— Если не вдаваться в медицинские подробности — у вашей дочери прогрессирующий порок сердечного клапана. Скорее всего это наследственная болезнь. Ваши родители этим не страдали?
— Нет…
— А ваш муж или его родители? Я имею в виду Лениного отца.
Ольга Васильевна вздохнула:
— Не могу вам сказать. Мы очень давно разошлись и потеряли друг друга из виду.
Константин Петрович внимательно взглянул на нее:
— Но все-таки в данной ситуации было бы целесообразно попытаться его разыскать и выяснить. Течение болезни можно попробовать спрогнозировать, если знать, как она проходила у ближайших родственников.
Ольга Васильевна покачала головой и твердо сказала:
— Боюсь, это невозможно. Поверьте, это не женская блажь. Для спасения своей дочери я бы сделала все, что угодно. Но найти сейчас Лениного отца действительно невозможно.
Константин Петрович, кажется, что-то понял и настаивать не стал. Он продолжил:
— Ладно, постараемся обойтись без этих данных. Сейчас важнее другое: если все оставить как есть, болезнь будет стремительно прогрессировать. Никакие полумеры здесь не помогут.
— Что значит — полумеры? — тихо спросила Ольга Васильевна.
— Сердечные препараты и стационарное лечение раз в год, которое обычно проходят сердечники.
— Так… Что же поможет?
— Только оперативное вмешательство.
Константин Петрович достал какую-то схему, долго объяснял, что там у Лены не так и почему необходимы радикальные меры. Ольга Васильевна внимательно слушала, но не очень понимала, что ей говорят. В мозгу стучало страшное слово «операция». Когда Константин Петрович закончил объяснения, она спросила:
— И когда нужно оперировать?
— Как можно скорее.
— А… где?
Он невесело усмехнулся:
— Такие операции замечательно делают в США. У них хорошие клиники и высококлассные специалисты. Еще в Швейцарии. Отличный кардиологический институт в Германии, в Ганновере. Но, вы сами понимаете, это очень дорого стоит.
— А у нас?
— У нас? Профессор Буравский — специалист мирового уровня. Но очередь к нему расписана на год вперед. Вряд ли Лена может ждать так долго. Конечно, можно бы попытаться стимулировать деятельность сердечного клапана препаратами и держать ее под постоянным врачебным контролем. Но… вы понимаете, никаких гарантий в этом случае дать нельзя. Сердечники часто бывают непредсказуемы. Так что лучше бы найти способ прооперироваться на Западе. А если нет — будем ждать очереди у Буравского.
— А как долго она пробудет в больнице сейчас?
— В принципе мы можем ее выписать через неделю, когда курс обследования будет закончен. Больше мы, к сожалению, ничего сделать не в состоянии.
Ольга Васильевна встала:
— Спасибо.
— Не за что, — невесело усмехнулся Константин Петрович, провожая ее до двери. — Если будет нужно посоветоваться или захотите еще о чем-нибудь спросить — заходите, буду рад помочь.

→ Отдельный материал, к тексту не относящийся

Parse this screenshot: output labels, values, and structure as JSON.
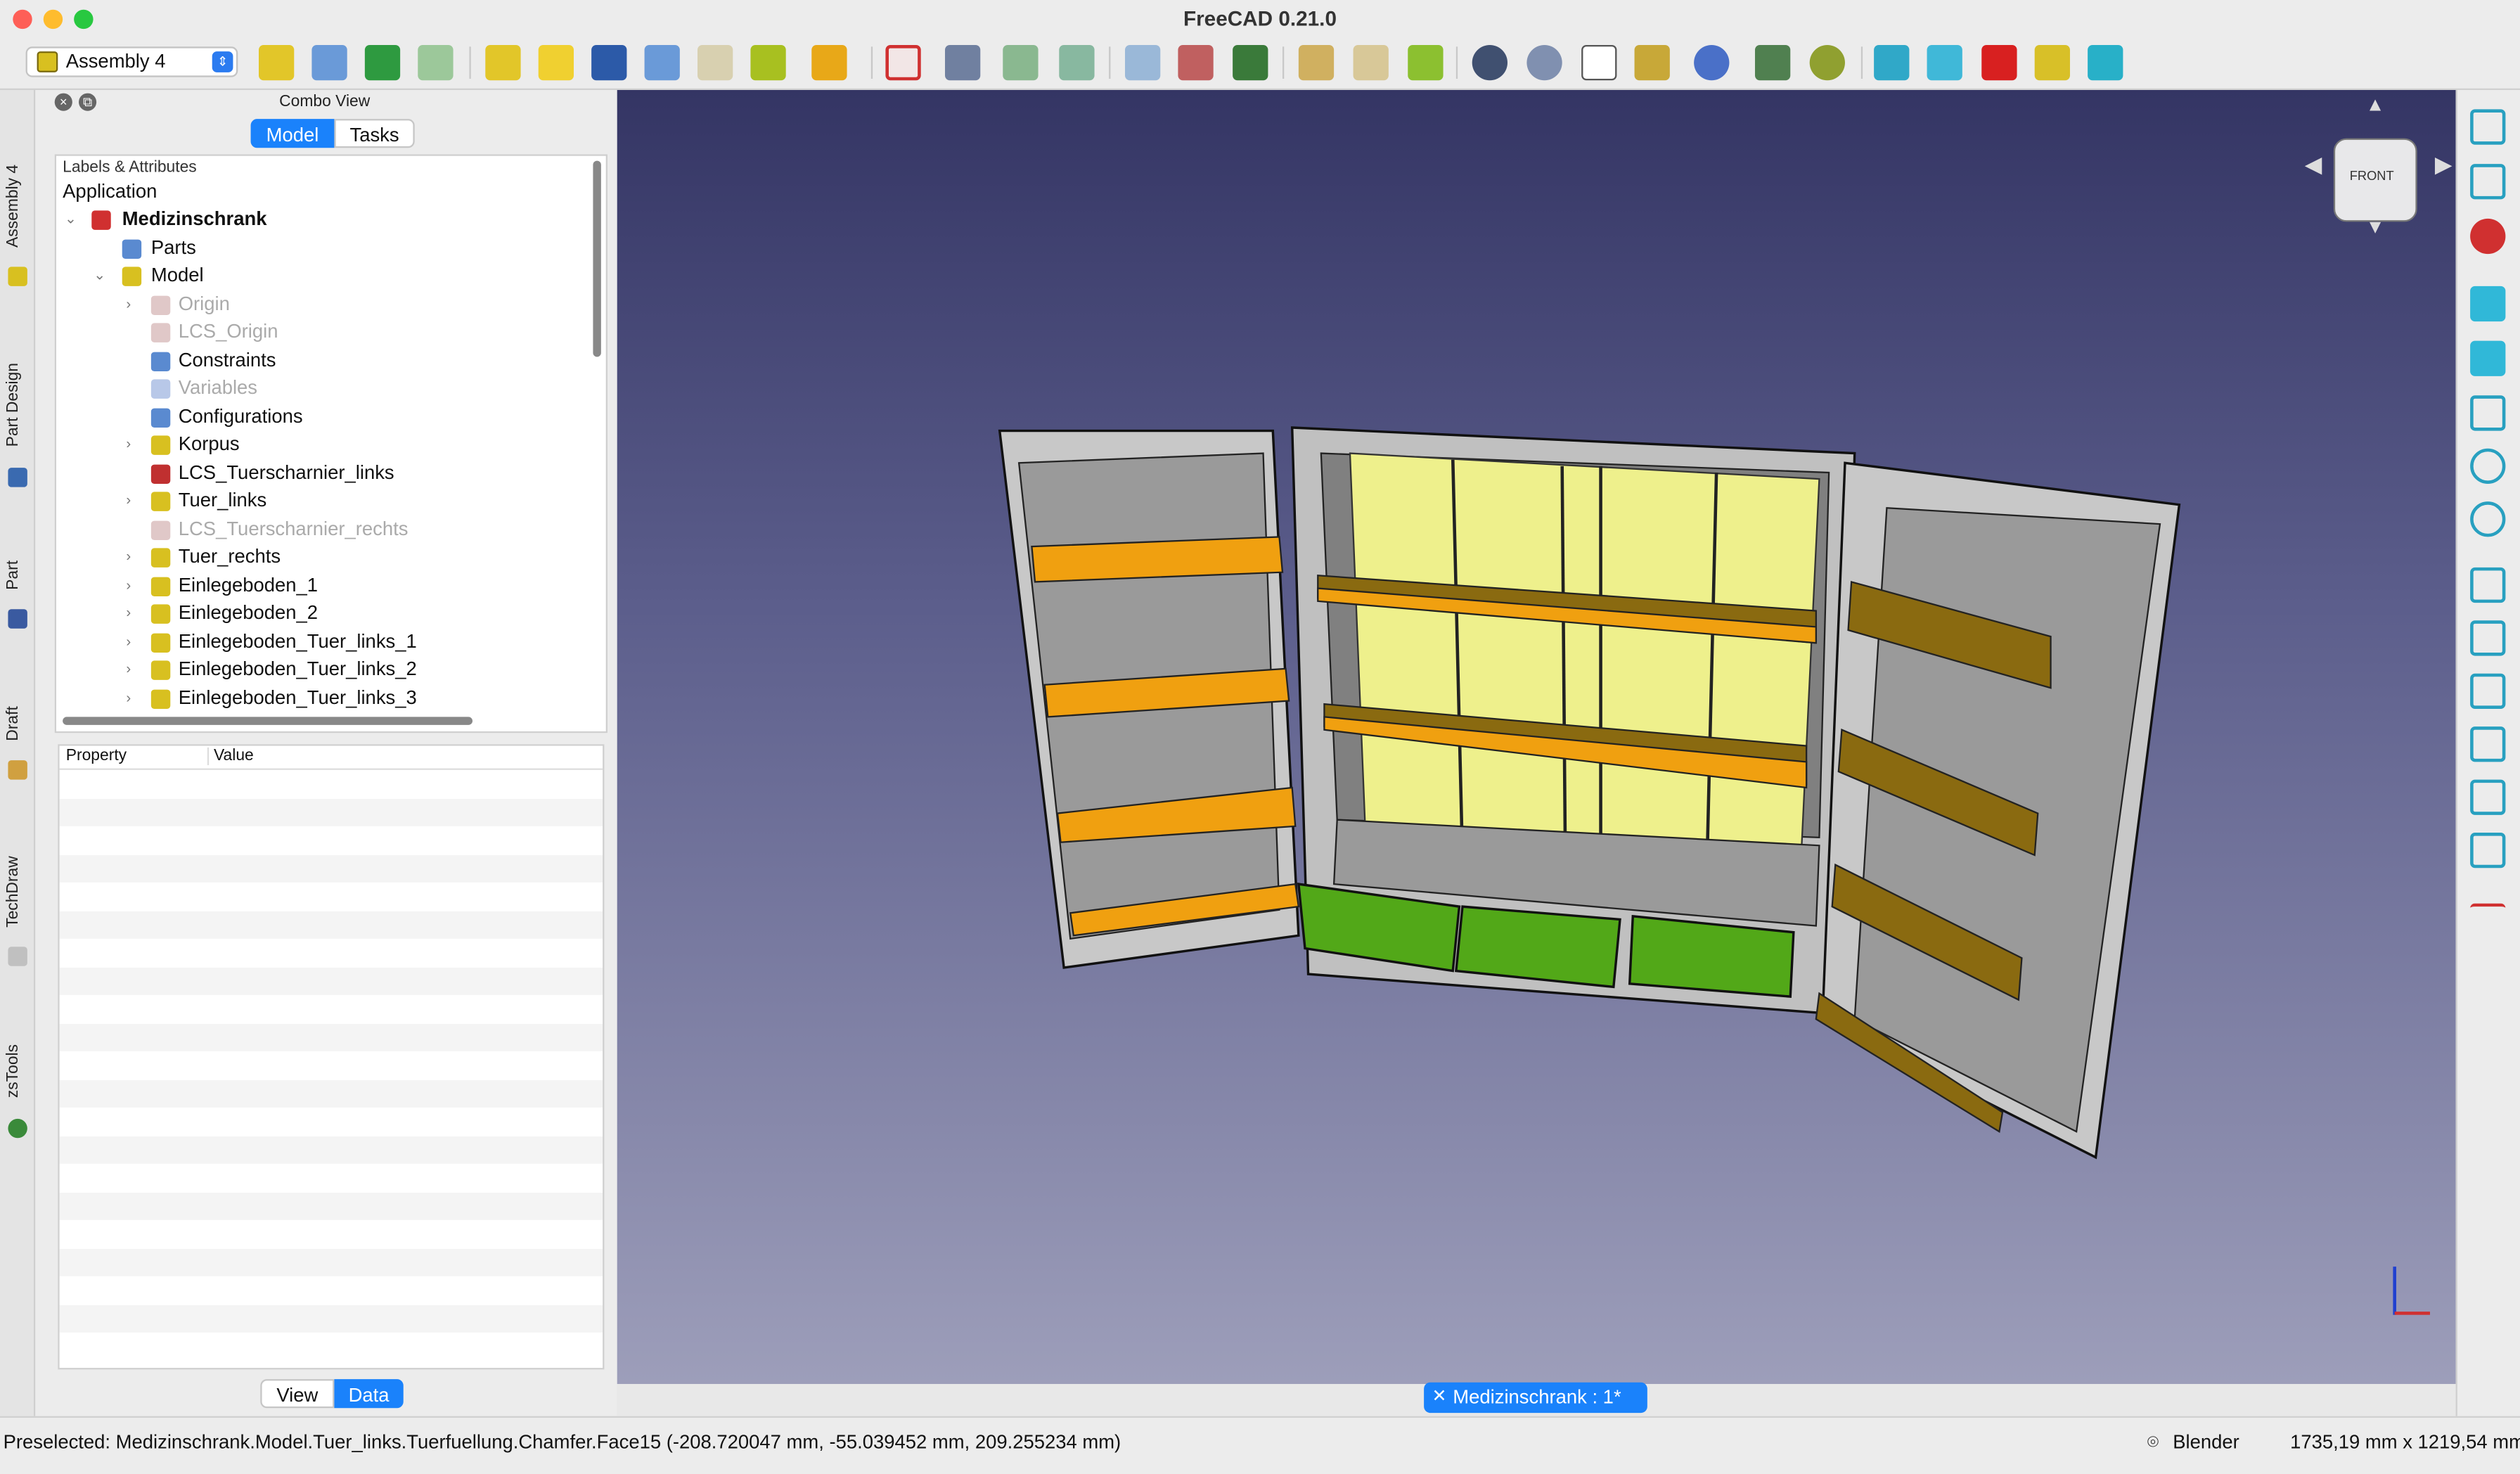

Когда за посетительницей закрылась дверь, он сильно стукнул кулаком по столу, давая выход бессильной ярости. Ну почему молодая красивая девушка должна умереть только из-за того, что у государства нет денег на медицину!

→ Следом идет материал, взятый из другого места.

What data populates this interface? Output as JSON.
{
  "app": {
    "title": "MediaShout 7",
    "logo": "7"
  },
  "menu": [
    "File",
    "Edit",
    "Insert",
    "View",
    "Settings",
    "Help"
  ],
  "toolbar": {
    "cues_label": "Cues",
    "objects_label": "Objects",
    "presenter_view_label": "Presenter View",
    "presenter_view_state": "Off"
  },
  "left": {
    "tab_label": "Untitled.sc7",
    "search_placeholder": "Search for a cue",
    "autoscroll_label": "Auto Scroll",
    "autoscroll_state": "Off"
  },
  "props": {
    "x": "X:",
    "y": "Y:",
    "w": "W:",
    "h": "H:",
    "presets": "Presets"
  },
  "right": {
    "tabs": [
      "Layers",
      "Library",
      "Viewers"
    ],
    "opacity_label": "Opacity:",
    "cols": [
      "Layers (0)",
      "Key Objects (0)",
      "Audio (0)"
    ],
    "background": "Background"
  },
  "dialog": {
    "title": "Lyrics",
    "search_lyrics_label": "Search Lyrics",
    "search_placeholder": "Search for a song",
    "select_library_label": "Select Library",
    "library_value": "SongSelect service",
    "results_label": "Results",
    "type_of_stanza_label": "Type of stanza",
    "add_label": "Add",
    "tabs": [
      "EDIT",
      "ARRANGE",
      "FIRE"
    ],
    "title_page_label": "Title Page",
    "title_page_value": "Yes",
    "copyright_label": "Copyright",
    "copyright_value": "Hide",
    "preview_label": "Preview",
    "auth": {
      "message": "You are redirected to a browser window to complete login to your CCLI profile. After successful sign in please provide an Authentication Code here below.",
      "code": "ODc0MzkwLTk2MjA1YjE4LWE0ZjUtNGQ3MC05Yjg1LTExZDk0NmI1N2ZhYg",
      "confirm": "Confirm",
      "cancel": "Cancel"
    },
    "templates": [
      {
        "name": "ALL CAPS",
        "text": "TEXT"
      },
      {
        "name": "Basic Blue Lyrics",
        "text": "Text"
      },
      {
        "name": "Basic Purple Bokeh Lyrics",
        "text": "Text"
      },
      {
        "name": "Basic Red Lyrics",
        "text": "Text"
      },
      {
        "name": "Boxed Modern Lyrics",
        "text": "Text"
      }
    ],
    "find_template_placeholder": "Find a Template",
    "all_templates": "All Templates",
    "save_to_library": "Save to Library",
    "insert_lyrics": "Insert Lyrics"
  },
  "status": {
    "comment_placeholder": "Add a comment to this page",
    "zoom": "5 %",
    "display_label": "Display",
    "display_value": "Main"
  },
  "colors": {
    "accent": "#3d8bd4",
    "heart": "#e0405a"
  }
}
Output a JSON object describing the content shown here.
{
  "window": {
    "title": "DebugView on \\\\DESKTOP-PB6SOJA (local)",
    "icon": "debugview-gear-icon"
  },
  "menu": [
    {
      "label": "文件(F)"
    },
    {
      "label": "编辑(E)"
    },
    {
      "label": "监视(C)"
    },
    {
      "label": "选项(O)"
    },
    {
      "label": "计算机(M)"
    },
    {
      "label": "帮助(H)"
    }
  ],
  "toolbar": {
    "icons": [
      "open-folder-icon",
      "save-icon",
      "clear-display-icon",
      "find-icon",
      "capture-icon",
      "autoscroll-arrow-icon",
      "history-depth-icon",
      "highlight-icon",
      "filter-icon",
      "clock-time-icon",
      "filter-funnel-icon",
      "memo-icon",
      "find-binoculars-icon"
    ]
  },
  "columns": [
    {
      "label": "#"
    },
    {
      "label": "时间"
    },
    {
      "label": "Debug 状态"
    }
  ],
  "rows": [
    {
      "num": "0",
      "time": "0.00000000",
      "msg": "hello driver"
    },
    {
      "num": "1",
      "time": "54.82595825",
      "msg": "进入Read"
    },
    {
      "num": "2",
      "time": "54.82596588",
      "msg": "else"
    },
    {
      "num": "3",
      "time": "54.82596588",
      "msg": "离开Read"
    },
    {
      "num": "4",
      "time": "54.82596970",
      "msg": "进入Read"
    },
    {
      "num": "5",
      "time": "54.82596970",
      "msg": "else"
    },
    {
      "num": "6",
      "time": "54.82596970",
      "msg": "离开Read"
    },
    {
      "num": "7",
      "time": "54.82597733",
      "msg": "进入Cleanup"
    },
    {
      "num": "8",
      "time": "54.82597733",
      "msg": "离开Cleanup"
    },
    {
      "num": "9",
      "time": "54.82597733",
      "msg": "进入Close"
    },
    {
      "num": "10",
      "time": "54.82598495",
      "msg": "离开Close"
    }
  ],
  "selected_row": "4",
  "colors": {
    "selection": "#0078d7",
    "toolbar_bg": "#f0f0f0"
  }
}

Собравшись с духом, Ольга Васильевна пошла в палату к Лене. Лене ни об операции, ни о тяжести ее болезни пока ничего не говорили. А сама Лена сейчас чувствовала себя гораздо лучше и была уверена, что ничего страшного не происходит. В самом деле: обычно сердечники — люди пожилые, а ей всего двадцать с небольшим.
Приклеив на лицо улыбку, Ольга Васильевна толкнула дверь. Лена сидела на постели с электронной игрушкой: пыталась уложить в ряд падающие кирпичики. Как раз в тот момент, когда вошла Ольга Васильевна, игрушка сыграла победный марш.
— Ну вот, опять она победила, — недовольно пробурчала Лена, но, увидев мать, широко улыбнулась: — Привет! Что-то ты сегодня задержалась!
Но Ольга Васильевна не смотрела на дочь. Она как завороженная уставилась на букет, стоящий в изголовье. Лена проследила ее взгляд и испуганно спросила:
— Мам, что с тобой? Что ты там увидела?
Ольга Васильевна подошла к тумбочке и слегка коснулась пальцами гладких лепестков:
— Кто это принес?
— Игорь, а что? Ну да, я знаю, ты не выносишь белых цветов, особенно лилий, но ведь они стоят не у нас дома. А в больнице — ничего страшного.